- Directed by: Karel Anton
- Screenplay by: Benno Vigny; Willy Haas;
- Based on: Die Himmelfahrt der Galgentoni by Egon Erwin Kisch
- Produced by: Karel Anton
- Starring: Ita Rina; Vera Baranovskaya; Josef Rovenský;
- Cinematography: Eduard Hoesch
- Edited by: Karel Anton
- Music by: Erno Košťál
- Production company: Anton-film
- Distributed by: Elektafilm
- Release date: 27 February 1930 (Prague);
- Running time: 82 minutes
- Country: Czechoslovakia
- Languages: Czech; German; French;

= Tonka of the Gallows =

1930 film

Tonka of the Gallows (Czech: Tonka Šibenice, French: Tonischka, German: Die Galgentoni) is a 1930 Czech drama film directed by Karl Anton and starring Ita Rina, Vera Baranovskaya and Josef Rovenský.

It is an adaptation of the novella Die Himmelfahrt der Galgentoni by Egon Erwin Kisch.

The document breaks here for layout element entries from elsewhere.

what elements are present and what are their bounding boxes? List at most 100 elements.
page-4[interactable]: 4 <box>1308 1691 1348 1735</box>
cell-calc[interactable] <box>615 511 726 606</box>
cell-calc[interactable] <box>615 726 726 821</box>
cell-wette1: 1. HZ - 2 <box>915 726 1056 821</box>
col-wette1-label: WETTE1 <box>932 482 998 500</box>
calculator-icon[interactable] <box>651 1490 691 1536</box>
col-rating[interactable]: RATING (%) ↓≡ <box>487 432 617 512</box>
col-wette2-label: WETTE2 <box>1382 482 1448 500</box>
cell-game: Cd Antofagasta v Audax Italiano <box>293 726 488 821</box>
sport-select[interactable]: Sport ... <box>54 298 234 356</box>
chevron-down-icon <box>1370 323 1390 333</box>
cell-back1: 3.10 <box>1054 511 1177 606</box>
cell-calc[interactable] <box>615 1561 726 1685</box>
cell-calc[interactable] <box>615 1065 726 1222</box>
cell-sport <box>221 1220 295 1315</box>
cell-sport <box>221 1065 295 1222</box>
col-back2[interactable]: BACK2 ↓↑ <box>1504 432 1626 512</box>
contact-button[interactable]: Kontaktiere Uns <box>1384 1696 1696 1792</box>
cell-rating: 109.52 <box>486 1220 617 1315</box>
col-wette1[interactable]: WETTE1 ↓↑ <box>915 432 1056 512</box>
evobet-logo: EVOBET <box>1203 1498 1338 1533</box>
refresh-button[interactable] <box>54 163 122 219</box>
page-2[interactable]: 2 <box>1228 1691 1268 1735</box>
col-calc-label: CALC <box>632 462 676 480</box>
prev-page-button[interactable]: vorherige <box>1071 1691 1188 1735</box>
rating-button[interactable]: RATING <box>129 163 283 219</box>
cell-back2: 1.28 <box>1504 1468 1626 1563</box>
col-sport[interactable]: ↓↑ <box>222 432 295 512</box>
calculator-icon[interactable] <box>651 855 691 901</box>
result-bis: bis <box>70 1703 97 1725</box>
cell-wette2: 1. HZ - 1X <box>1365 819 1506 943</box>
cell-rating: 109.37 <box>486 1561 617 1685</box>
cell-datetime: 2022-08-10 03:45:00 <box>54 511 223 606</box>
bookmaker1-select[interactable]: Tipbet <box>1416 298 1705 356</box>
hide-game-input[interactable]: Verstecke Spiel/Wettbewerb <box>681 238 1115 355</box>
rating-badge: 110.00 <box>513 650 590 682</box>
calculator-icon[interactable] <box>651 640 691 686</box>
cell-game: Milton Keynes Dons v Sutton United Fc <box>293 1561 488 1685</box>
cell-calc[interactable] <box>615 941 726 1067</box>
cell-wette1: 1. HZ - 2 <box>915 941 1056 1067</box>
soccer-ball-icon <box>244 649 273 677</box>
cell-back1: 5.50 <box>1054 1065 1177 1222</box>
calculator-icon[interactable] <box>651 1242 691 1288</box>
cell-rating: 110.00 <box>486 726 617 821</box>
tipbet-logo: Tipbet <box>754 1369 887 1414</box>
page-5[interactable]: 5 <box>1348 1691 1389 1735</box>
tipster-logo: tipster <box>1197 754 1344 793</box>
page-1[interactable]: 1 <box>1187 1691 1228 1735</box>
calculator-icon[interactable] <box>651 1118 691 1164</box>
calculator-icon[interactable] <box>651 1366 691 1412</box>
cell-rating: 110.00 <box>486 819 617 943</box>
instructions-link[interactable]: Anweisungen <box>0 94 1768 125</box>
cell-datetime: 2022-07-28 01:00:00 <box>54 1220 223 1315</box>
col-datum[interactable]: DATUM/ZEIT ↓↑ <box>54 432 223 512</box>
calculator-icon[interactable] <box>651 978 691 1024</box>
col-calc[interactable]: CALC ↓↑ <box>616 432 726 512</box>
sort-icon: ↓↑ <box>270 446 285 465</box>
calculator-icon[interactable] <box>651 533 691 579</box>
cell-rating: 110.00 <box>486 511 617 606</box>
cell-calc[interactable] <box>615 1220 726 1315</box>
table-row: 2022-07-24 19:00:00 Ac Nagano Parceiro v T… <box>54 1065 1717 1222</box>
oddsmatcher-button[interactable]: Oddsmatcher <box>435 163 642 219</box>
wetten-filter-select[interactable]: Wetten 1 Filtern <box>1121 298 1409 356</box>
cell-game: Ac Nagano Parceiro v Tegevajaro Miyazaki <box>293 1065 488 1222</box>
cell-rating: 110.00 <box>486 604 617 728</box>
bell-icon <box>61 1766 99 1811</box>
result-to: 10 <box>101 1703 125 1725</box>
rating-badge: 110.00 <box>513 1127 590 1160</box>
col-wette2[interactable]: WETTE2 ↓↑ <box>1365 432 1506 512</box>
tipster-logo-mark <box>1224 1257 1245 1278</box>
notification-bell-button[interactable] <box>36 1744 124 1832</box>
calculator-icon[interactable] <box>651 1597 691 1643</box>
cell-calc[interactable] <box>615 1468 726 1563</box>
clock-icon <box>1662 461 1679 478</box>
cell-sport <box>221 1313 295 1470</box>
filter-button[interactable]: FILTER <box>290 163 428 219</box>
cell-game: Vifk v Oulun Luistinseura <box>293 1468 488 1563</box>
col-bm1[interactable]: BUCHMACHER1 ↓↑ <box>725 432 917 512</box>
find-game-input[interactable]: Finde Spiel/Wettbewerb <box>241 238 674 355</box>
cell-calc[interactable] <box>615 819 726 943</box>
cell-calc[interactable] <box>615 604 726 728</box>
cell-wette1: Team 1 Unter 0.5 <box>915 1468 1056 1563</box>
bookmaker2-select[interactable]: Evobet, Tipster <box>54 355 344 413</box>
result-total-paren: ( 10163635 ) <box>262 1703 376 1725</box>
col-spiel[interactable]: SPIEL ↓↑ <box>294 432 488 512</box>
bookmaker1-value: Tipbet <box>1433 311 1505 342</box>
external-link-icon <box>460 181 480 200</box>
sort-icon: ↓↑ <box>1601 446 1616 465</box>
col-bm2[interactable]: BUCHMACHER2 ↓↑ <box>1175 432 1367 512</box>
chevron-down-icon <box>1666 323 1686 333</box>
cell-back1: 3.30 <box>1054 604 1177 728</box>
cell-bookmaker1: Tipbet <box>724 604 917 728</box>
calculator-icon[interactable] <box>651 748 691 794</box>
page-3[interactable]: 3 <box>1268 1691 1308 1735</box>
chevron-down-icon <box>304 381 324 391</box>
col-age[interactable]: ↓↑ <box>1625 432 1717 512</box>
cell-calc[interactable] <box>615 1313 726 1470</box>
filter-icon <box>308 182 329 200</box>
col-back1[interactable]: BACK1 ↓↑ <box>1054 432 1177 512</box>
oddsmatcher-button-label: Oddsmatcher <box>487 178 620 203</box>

The movie was shot as a silent movie, but later Czech, German and French post-synchronized sound versions were made.

==Plot==
The movie follows story of a country girl Tonka who lives in Prague and works as a prostitute unbeknownst to her family. One day a convicted murderer Prokůpek requests to spend a night with a girl before his execution. Policemen ask many prostitutes if they're willing to do this job, but all of them refuse except Tonka. As a result, none of her customers wants to visit her again and other prostitutes shun her.

==Cast==
- Ita Rina as Tonka of the Gallows
- Vera Baranovskaya Tonka's mother
- Josef Rovenský as Murderer Prokůpek
- Jack Mylong-Münz as Jan
- Jindřich Plachta as Cabman
- Antonie Nedošinská as Whorehouse owner
- Emilie Nitschová as Chestnut seller
- Rudolf Štěpán as Executioner
- Felix Kühne as Salesman
- Theodor Pištěk as Drunkard
- Jan Sviták as Pimp
- Karel Jelínek as Whorehouse customer

== Production ==
Writer Egon Erwin Kisch allegedly met with a prostitute, named Antonie Havlová, who told him her life story shortly before her death in 1911. He wrote the novella Die Himmelfahrt der Galgentoni, which was supposedly based on her life, however no woman named Antonie Havlová was ever documented to be living in Prague in 1911. Shortly after the release of the book in 1921, a theatre play was produced at Revoluční scéna with Xena Longenová playing the main role. Karel Anton decided to make a silent movie based on the book. The shooting started in autumn 1929 at Kavalírka studio in Košíře. Unfortunately the stages burned down on 25 October together with some reels of the film. The movie was finished at AB studios in Vinohrady and it was decided to release the movie as a sound film. Czech, French and German post-synchrons were recorded at Gaumont Joinville studio in Paris.

== Reception ==
Tonka of the Gallows premiered at Alfa cinema in Prague on 27 February 1930. The movie was advertised as the "first Czech sound film". Contemporary critics mostly praised the movie with Filmový přehled writing "The impression with which I left the theatre was unforgettable and rivetting." In France Hebdo-Film wrote "Karl Anton has used all the means of expression offered by modern cinematographic techniques, but his personality has always allowed him to avoid the traps set by convention and sentimentality."

== Restoration ==
Only the French version survived to this day. From the Czech version only the beginning with Karel Hašler singing Hradčany krásné survived. The French version was digitally restored and released on DVD in 2016 by Národní filmový archiv. It was screened at MoMA in 2017 and San Francisco Silent Film Festival and Phoenix Cinema, London in 2019.

== Bibliography ==
- Brož, Jaroslav & Frída, Myrtil. Historie československého filmu v obrazech 1930 – 1945, Orbis, Prague, 1966.